What are your rights?
- Access to your Personal Data.
This means that you have the right to be updated by us on whether we process your Data. If we process your Data, you may ask to be informed of the purpose of the process, the type of your Data we keep, who they were disclosed to, the retention period, whether automated decision-making takes place; you may also be informed of your other rights, such as correction, data deletion, processing limitation and filing a complaint to the Personal Data Protection Authority.
- Rectification of inaccurate personal data.
If you find there is an error in your Data, you may submit an application for correction (e.g. correction of name or update of address change). If you are a registered user, you can modify or update your personal data, using your Account.

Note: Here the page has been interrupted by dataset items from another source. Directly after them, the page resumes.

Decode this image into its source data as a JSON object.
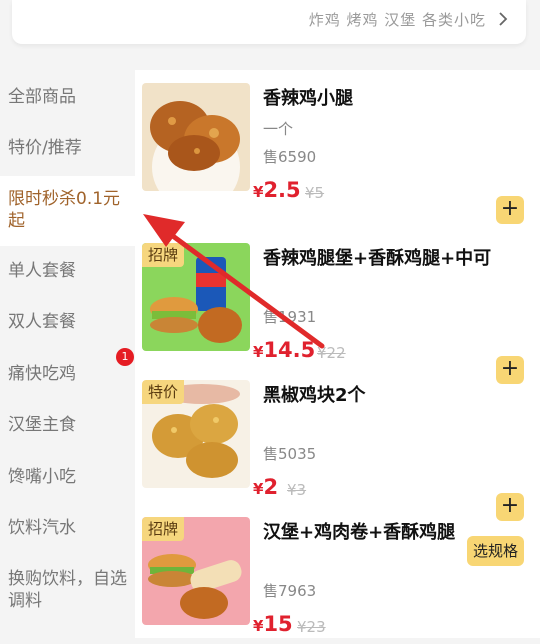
{
  "header": {
    "tags": "炸鸡 烤鸡 汉堡 各类小吃"
  },
  "sidebar": {
    "categories": [
      "全部商品",
      "特价/推荐",
      "限时秒杀0.1元起",
      "单人套餐",
      "双人套餐",
      "痛快吃鸡",
      "汉堡主食",
      "馋嘴小吃",
      "饮料汽水",
      "换购饮料，自选调料"
    ],
    "active_index": 2,
    "badge_count": "1"
  },
  "products": [
    {
      "title": "香辣鸡小腿",
      "subtitle": "一个",
      "sales": "售6590",
      "currency": "¥",
      "price": "2.5",
      "original_price": "¥5",
      "tag": "",
      "action": "+"
    },
    {
      "title": "香辣鸡腿堡+香酥鸡腿+中可",
      "subtitle": "",
      "sales": "售1931",
      "currency": "¥",
      "price": "14.5",
      "original_price": "¥22",
      "tag": "招牌",
      "action": "+"
    },
    {
      "title": "黑椒鸡块2个",
      "subtitle": "",
      "sales": "售5035",
      "currency": "¥",
      "price": "2",
      "original_price": "¥3",
      "tag": "特价",
      "action": "+"
    },
    {
      "title": "汉堡+鸡肉卷+香酥鸡腿",
      "subtitle": "",
      "sales": "售7963",
      "currency": "¥",
      "price": "15",
      "original_price": "¥23",
      "tag": "招牌",
      "action": "选规格"
    }
  ],
  "colors": {
    "accent": "#e0212e",
    "button": "#f8d674",
    "active_category": "#a0632b",
    "annotation_arrow": "#e02a2a"
  }
}
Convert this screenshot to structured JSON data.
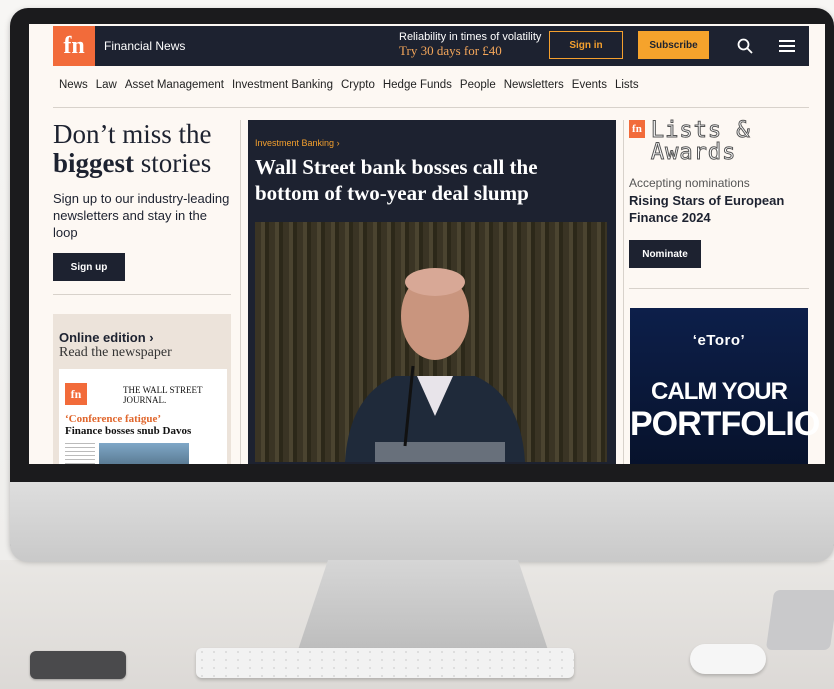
{
  "topbar": {
    "logo": "fn",
    "brand": "Financial News",
    "promo_line1": "Reliability in times of volatility",
    "promo_line2": "Try 30 days for £40",
    "signin_label": "Sign in",
    "subscribe_label": "Subscribe",
    "search_icon": "search-icon",
    "menu_icon": "hamburger-menu-icon"
  },
  "nav": [
    "News",
    "Law",
    "Asset Management",
    "Investment Banking",
    "Crypto",
    "Hedge Funds",
    "People",
    "Newsletters",
    "Events",
    "Lists"
  ],
  "left": {
    "dont_miss": "Don’t miss the",
    "biggest": "biggest",
    "stories": "stories",
    "signup_text": "Sign up to our industry-leading newsletters and stay in the loop",
    "signup_button": "Sign up",
    "online_title": "Online edition",
    "online_sub": "Read the newspaper",
    "paper_logo": "fn",
    "paper_masthead": "THE WALL STREET JOURNAL.",
    "paper_kicker": "‘Conference fatigue’",
    "paper_headline": "Finance bosses snub Davos"
  },
  "main": {
    "kicker": "Investment Banking",
    "headline": "Wall Street bank bosses call the bottom of two-year deal slump"
  },
  "right": {
    "lists_logo": "fn",
    "lists_title": "Lists & Awards",
    "accepting": "Accepting nominations",
    "rising": "Rising Stars of European Finance 2024",
    "nominate": "Nominate",
    "ad_brand": "‘eToro’",
    "ad_line1": "CALM YOUR",
    "ad_line2": "PORTFOLIO"
  },
  "colors": {
    "navy": "#1d2230",
    "orange": "#f26b3a",
    "gold": "#f4a02e"
  }
}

You may request the erasure of your data, if they are no longer necessary for the above mentioned processing purposes or if you wish to withdraw your consent, in case this is the sole legal basis for their processing or if you exercise the right to object to their processing or if the data has been subject to unlawful processing. The right to erasure shall not apply when the processing is required for our compliance with legal obligations under the national or Community law or for establishing, exercising or defense of legal claims.
- Restriction of processing.
You may request us to limit the processing of your Data for as long as your objections on processing are pending or until they are found to be accurate, provided that you contest said processing. You may also request us to limit the processing, provided that the data are no longer required for the purposes of processing, but are required for exercising your legal claims. Where processing has been restricted, such personal data shall, with the exception of storage, only be processed with your consent or for the establishment, exercise or defence of legal claims.
- Data portability.
You may ask us to receive, in readable form, the Data you have provided or ask us to transmit them directly to another controller.

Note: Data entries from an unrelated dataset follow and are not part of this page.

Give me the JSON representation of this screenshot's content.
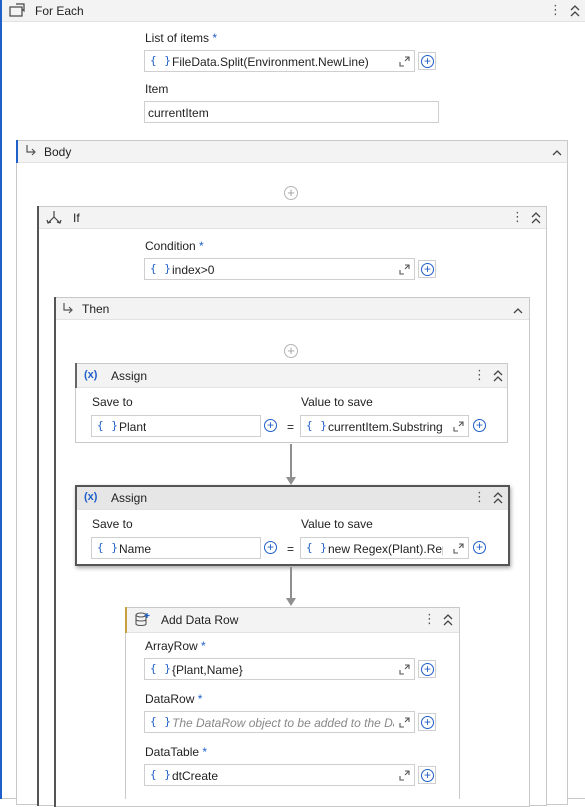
{
  "foreach": {
    "title": "For Each",
    "list_label": "List of items",
    "list_value": "FileData.Split(Environment.NewLine)",
    "item_label": "Item",
    "item_value": "currentItem"
  },
  "body": {
    "title": "Body"
  },
  "if": {
    "title": "If",
    "condition_label": "Condition",
    "condition_value": "index>0"
  },
  "then": {
    "title": "Then"
  },
  "assign1": {
    "title": "Assign",
    "save_to_label": "Save to",
    "save_to_value": "Plant",
    "value_label": "Value to save",
    "value_value": "currentItem.Substring("
  },
  "assign2": {
    "title": "Assign",
    "save_to_label": "Save to",
    "save_to_value": "Name",
    "value_label": "Value to save",
    "value_value": "new Regex(Plant).Repl"
  },
  "adddatarow": {
    "title": "Add Data Row",
    "arrayrow_label": "ArrayRow",
    "arrayrow_value": "{Plant,Name}",
    "datarow_label": "DataRow",
    "datarow_placeholder": "The DataRow object to be added to the Da",
    "datatable_label": "DataTable",
    "datatable_value": "dtCreate"
  },
  "common": {
    "required_mark": "*",
    "braces": "{ }",
    "equals": "=",
    "kebab": "⋮"
  },
  "colors": {
    "accent": "#1f5fc9",
    "header_bg": "#f3f3f3",
    "selected_header_bg": "#e6e6e6",
    "border": "#c9c9c9"
  },
  "icons": [
    "foreach-icon",
    "body-arrow-icon",
    "if-icon",
    "then-arrow-icon",
    "assign-icon",
    "add-data-row-icon",
    "kebab-menu-icon",
    "collapse-chevron-icon",
    "expand-editor-icon",
    "add-circle-icon"
  ]
}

- Opposition and withdrawal of consent for the processing of your Data.
You have the right to object, on grounds relating to your particular situation, at any time to processing of personal data concerning you and we shall no longer process your Data, unless there are other compelling and legitimate reasons for the processing thereof, which prevail your right or for establishing, exercising or defense of legal claims. If you have given your consent for processing your data, you may withdraw it at any time with future effect, choosing not to receive marketing communications, by clicking on the “delete” link or following the instructions in the message. The withdrawal of consent shall not affect the legitimacy of the processing based on consent before its withdrawal.

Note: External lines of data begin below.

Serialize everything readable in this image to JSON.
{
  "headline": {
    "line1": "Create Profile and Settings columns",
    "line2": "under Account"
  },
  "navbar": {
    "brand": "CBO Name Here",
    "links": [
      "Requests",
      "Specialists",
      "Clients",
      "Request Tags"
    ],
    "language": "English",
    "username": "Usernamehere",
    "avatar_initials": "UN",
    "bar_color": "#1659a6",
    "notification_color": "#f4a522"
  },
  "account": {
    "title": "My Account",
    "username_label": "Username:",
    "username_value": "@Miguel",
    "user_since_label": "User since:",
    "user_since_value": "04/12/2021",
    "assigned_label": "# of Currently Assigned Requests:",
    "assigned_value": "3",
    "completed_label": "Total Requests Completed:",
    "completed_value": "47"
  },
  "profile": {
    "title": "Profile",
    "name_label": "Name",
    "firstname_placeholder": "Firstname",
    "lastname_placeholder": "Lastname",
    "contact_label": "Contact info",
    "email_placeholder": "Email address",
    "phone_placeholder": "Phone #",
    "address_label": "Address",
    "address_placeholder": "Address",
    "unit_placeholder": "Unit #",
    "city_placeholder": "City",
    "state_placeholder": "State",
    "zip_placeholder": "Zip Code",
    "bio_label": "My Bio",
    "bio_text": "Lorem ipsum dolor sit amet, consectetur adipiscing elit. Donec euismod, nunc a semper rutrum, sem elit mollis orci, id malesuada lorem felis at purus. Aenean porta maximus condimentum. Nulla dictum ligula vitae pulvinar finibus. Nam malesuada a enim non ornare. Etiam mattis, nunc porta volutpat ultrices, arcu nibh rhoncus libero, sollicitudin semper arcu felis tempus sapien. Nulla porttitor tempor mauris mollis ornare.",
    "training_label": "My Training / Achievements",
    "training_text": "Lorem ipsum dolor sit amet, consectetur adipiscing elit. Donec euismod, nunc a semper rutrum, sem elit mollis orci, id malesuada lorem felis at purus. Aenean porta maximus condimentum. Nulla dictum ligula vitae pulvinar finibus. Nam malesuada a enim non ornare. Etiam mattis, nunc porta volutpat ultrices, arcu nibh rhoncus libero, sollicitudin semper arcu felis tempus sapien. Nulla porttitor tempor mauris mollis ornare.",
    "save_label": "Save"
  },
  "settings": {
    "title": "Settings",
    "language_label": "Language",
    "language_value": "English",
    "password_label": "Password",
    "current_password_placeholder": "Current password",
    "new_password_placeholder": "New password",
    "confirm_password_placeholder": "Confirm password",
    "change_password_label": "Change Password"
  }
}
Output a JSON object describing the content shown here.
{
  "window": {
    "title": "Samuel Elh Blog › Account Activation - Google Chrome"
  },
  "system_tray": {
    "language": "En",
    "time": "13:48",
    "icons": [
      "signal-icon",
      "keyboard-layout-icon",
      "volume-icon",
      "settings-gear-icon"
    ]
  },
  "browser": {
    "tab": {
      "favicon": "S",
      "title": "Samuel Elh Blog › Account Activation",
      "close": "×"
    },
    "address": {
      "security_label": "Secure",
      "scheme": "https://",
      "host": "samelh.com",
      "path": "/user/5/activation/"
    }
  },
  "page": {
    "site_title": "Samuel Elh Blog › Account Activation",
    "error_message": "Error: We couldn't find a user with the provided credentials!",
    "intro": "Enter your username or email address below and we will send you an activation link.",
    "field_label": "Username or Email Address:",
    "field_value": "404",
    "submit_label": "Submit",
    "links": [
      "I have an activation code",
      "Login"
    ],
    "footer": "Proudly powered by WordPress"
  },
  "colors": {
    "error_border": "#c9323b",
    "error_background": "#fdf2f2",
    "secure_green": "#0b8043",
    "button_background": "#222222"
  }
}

To exercise your rights you can submit a request at the e-mail address email@example.com and we will examine it and we will respond as soon as possible.
You have the right to lodge a complaint with the Personal Data Protection Authority (postal address:1-3 Kifissias Ave., P.C. 115 23 Athens, tel. 2106475600, e-mail address: firstname.lastname@example.org), if you believe that the processing of your Personal Data is in breach of the General Data Protection Regulations or the generally applicable legal framework of personal data protection.
How will you be informed of any amendments to this Policy?
This Personal Data Protection Policy was last amended on November 2020.